3 See, e.g., Rev. Rul. 77-85, 1977-1 C.B. 12; Rev. Rul. 80-274, 1980-2 C.B. 27; Rev. Rul. 81-225, 1981-2 C.B. 1; and Rev. Rul. 82-84, 1982-1 C.B 11. Rev. Rul. 81-225 was modified, with respect to certain retirement plan accounts, by Rev. Proc. 99-44, 1999-2 C.B. 598. Rev. Proc. 99-44 in turn clearly re-stated the IRS' position that "[s]atisfying the diversification requirements … does not prevent a contract holder's control of the investments of a segregated asset account from causing the contract holder, rather than the insurance company, to be treated as the owner of the assets in the account." See alsoChristoffersen v. United States, 749 F.2d 513 (8th Cir. 1984), rev'g 578 F. Supp. 398 (N.D. Iowa 1984).
More recently, the IRS issued Rev. Rul. 2003-91, 2003-2 C.B. 347, and Rev.
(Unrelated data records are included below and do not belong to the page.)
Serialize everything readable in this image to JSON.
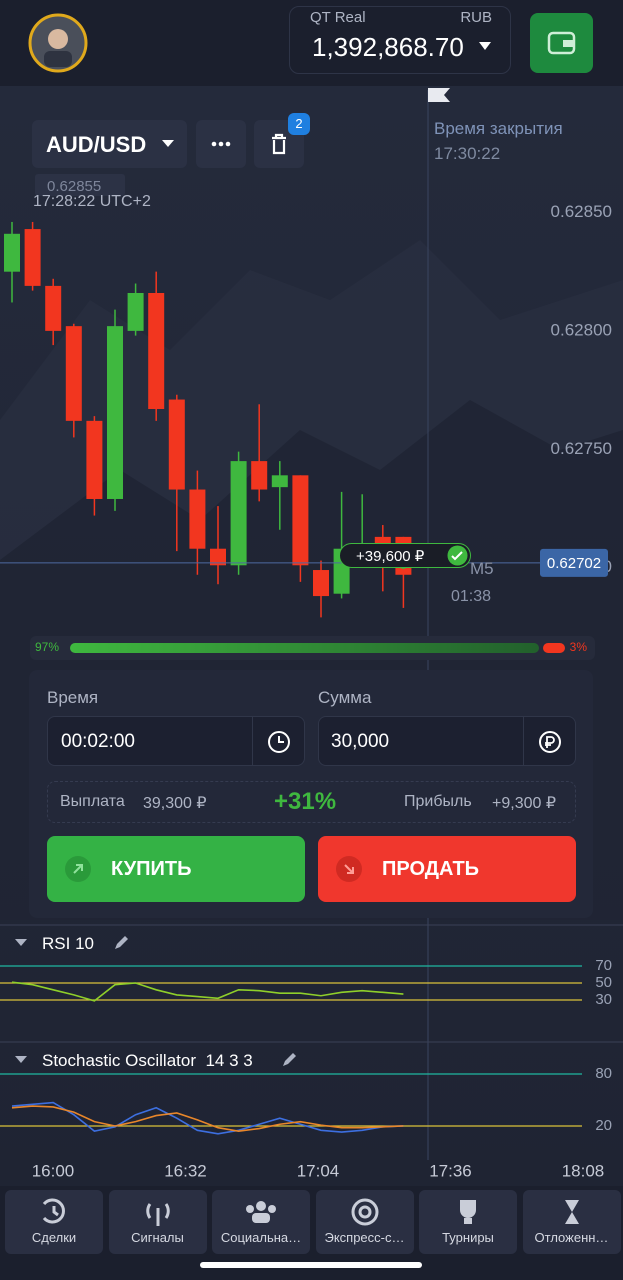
{
  "header": {
    "account_type": "QT Real",
    "currency": "RUB",
    "balance": "1,392,868.70"
  },
  "chart": {
    "asset": "AUD/USD",
    "delete_badge": "2",
    "close_time_label": "Время закрытия",
    "close_time": "17:30:22",
    "price_marker": "0.62855",
    "clock": "17:28:22 UTC+2",
    "ylim": [
      0.62661,
      0.62903
    ],
    "yticks": [
      {
        "value": 0.6285,
        "label": "0.62850"
      },
      {
        "value": 0.628,
        "label": "0.62800"
      },
      {
        "value": 0.6275,
        "label": "0.62750"
      },
      {
        "value": 0.627,
        "label": "0.62700"
      }
    ],
    "candles": [
      {
        "open": 0.62825,
        "high": 0.62846,
        "low": 0.62812,
        "close": 0.62841
      },
      {
        "open": 0.62843,
        "high": 0.62846,
        "low": 0.62817,
        "close": 0.62819
      },
      {
        "open": 0.62819,
        "high": 0.62822,
        "low": 0.62794,
        "close": 0.628
      },
      {
        "open": 0.62802,
        "high": 0.62803,
        "low": 0.62755,
        "close": 0.62762
      },
      {
        "open": 0.62762,
        "high": 0.62764,
        "low": 0.62722,
        "close": 0.62729
      },
      {
        "open": 0.62729,
        "high": 0.62809,
        "low": 0.62724,
        "close": 0.62802
      },
      {
        "open": 0.628,
        "high": 0.6282,
        "low": 0.62798,
        "close": 0.62816
      },
      {
        "open": 0.62816,
        "high": 0.62825,
        "low": 0.62762,
        "close": 0.62767
      },
      {
        "open": 0.62771,
        "high": 0.62773,
        "low": 0.62707,
        "close": 0.62733
      },
      {
        "open": 0.62733,
        "high": 0.62741,
        "low": 0.62697,
        "close": 0.62708
      },
      {
        "open": 0.62708,
        "high": 0.62726,
        "low": 0.62693,
        "close": 0.62701
      },
      {
        "open": 0.62701,
        "high": 0.62749,
        "low": 0.62697,
        "close": 0.62745
      },
      {
        "open": 0.62745,
        "high": 0.62769,
        "low": 0.62728,
        "close": 0.62733
      },
      {
        "open": 0.62734,
        "high": 0.62745,
        "low": 0.62716,
        "close": 0.62739
      },
      {
        "open": 0.62739,
        "high": 0.62739,
        "low": 0.62694,
        "close": 0.62701
      },
      {
        "open": 0.62699,
        "high": 0.62703,
        "low": 0.62679,
        "close": 0.62688
      },
      {
        "open": 0.62689,
        "high": 0.62732,
        "low": 0.62687,
        "close": 0.62708
      },
      {
        "open": 0.62703,
        "high": 0.62731,
        "low": 0.62701,
        "close": 0.62708
      },
      {
        "open": 0.62713,
        "high": 0.62718,
        "low": 0.6269,
        "close": 0.62708
      },
      {
        "open": 0.62713,
        "high": 0.62713,
        "low": 0.62683,
        "close": 0.62697
      }
    ],
    "up_color": "#3fb83f",
    "down_color": "#f2361f",
    "current_price": {
      "value": 0.62702,
      "label": "0.62702"
    },
    "timeframe": "M5",
    "timer": "01:38",
    "trade_badge": "+39,600 ₽"
  },
  "sentiment": {
    "buy": {
      "value": 97,
      "label": "97%"
    },
    "sell": {
      "value": 3,
      "label": "3%"
    }
  },
  "form": {
    "time_label": "Время",
    "time_value": "00:02:00",
    "amount_label": "Сумма",
    "amount_value": "30,000",
    "payout_label": "Выплата",
    "payout_value": "39,300 ₽",
    "percent": "+31%",
    "profit_label": "Прибыль",
    "profit_value": "+9,300 ₽",
    "buy": "КУПИТЬ",
    "sell": "ПРОДАТЬ"
  },
  "rsi": {
    "name": "RSI",
    "period": "10",
    "ylim": [
      0,
      100
    ],
    "yticks": [
      70,
      50,
      30
    ],
    "color": "#8fcf2a",
    "values": [
      51,
      48,
      42,
      36,
      29,
      48,
      50,
      42,
      36,
      34,
      32,
      42,
      41,
      38,
      38,
      35,
      39,
      41,
      39,
      37
    ]
  },
  "stochastic": {
    "name": "Stochastic Oscillator",
    "params": "14 3 3",
    "ylim": [
      0,
      100
    ],
    "yticks": [
      80,
      20
    ],
    "series": [
      {
        "color": "#3d6fe0",
        "values": [
          43,
          45,
          47,
          33,
          14,
          19,
          33,
          41,
          29,
          15,
          11,
          15,
          22,
          29,
          22,
          15,
          13,
          15,
          19,
          20
        ]
      },
      {
        "color": "#e8862a",
        "values": [
          41,
          43,
          42,
          36,
          25,
          20,
          25,
          32,
          35,
          27,
          18,
          14,
          17,
          22,
          25,
          21,
          18,
          18,
          19,
          20
        ]
      }
    ]
  },
  "xticks": [
    "16:00",
    "16:32",
    "17:04",
    "17:36",
    "18:08"
  ],
  "nav": [
    "Сделки",
    "Сигналы",
    "Социальна…",
    "Экспресс-с…",
    "Турниры",
    "Отложенн…"
  ]
}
Rul. 2003-92, 2003-2 C.B. 350, dealing with the diversification rules – and, to some extent, the investor control doctrine - in the context of non-registered partnerships (or hedge funds). Rev. Rul. 2003-92 "clarifies and amplifies" Rev. Rul. 81-225.
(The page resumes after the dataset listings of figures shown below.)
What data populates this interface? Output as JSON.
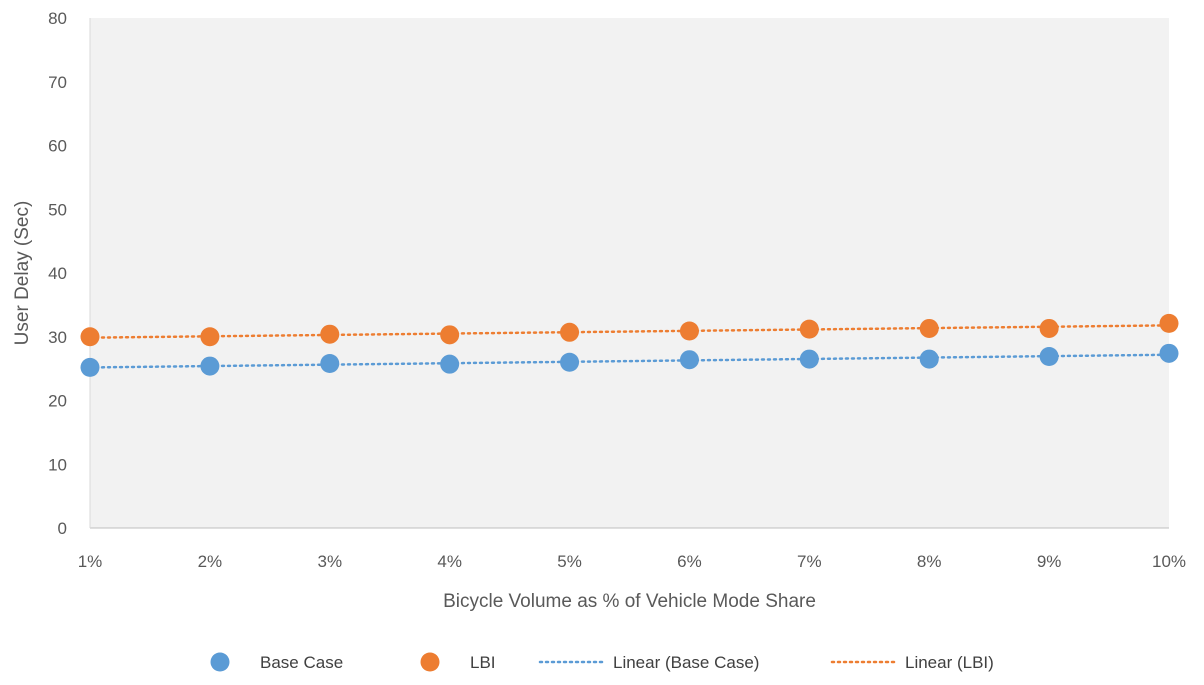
{
  "chart_data": {
    "type": "scatter",
    "title": "",
    "xlabel": "Bicycle Volume as % of Vehicle Mode Share",
    "ylabel": "User Delay (Sec)",
    "categories": [
      "1%",
      "2%",
      "3%",
      "4%",
      "5%",
      "6%",
      "7%",
      "8%",
      "9%",
      "10%"
    ],
    "ylim": [
      0,
      80
    ],
    "yticks": [
      "0",
      "10",
      "20",
      "30",
      "40",
      "50",
      "60",
      "70",
      "80"
    ],
    "grid": false,
    "legend_position": "bottom",
    "series": [
      {
        "name": "Base Case",
        "color": "#5B9BD5",
        "values": [
          25.2,
          25.4,
          25.8,
          25.7,
          26.0,
          26.4,
          26.5,
          26.5,
          26.9,
          27.4
        ]
      },
      {
        "name": "LBI",
        "color": "#ED7D31",
        "values": [
          30.0,
          30.0,
          30.4,
          30.3,
          30.7,
          30.9,
          31.2,
          31.3,
          31.3,
          32.1
        ]
      }
    ],
    "trendlines": [
      {
        "name": "Linear (Base Case)",
        "color": "#5B9BD5",
        "style": "dotted",
        "of_series": "Base Case"
      },
      {
        "name": "Linear (LBI)",
        "color": "#ED7D31",
        "style": "dotted",
        "of_series": "LBI"
      }
    ]
  }
}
4 Final regulations concerning diversification standards were issued in 1989. T.D. 8242, 1989-1 C.B. 215. Following their issuance, the IRS continued to issue both public and private rulings invoking the "investor control" doctrine to determine ownership of assets in segregated asset accounts. See, e.g., Rev. Ruls. 2003-91 and 2003-92; PLRs 201105012, 200420017, and 9433030. See also CCA 200840043. In PLR 9433030, the Commissioner explained: "[T]he final regulations do not provide guidance concerning the extent to which policyholders may direct the investments of a segregated asset account without being treated as the owners of the underlying assets."
5 Private placement life insurance policies are marketed chiefly to high-net-worth individuals who qualify as accredited investors under the Securities Act of 1933. See 15 U.S.C. sec. 77b(a)(15) (2006); 17 C.F.R. sec. 230.501(a) (2006).
7 The court also rejected Taxpayer's alternative arguments, including arguments based on the doctrine of "constructive receipt" and §7702(g) which sets forth specific circumstances when a policyholder will be deemed to be taxable on the income and gains underlying a policy.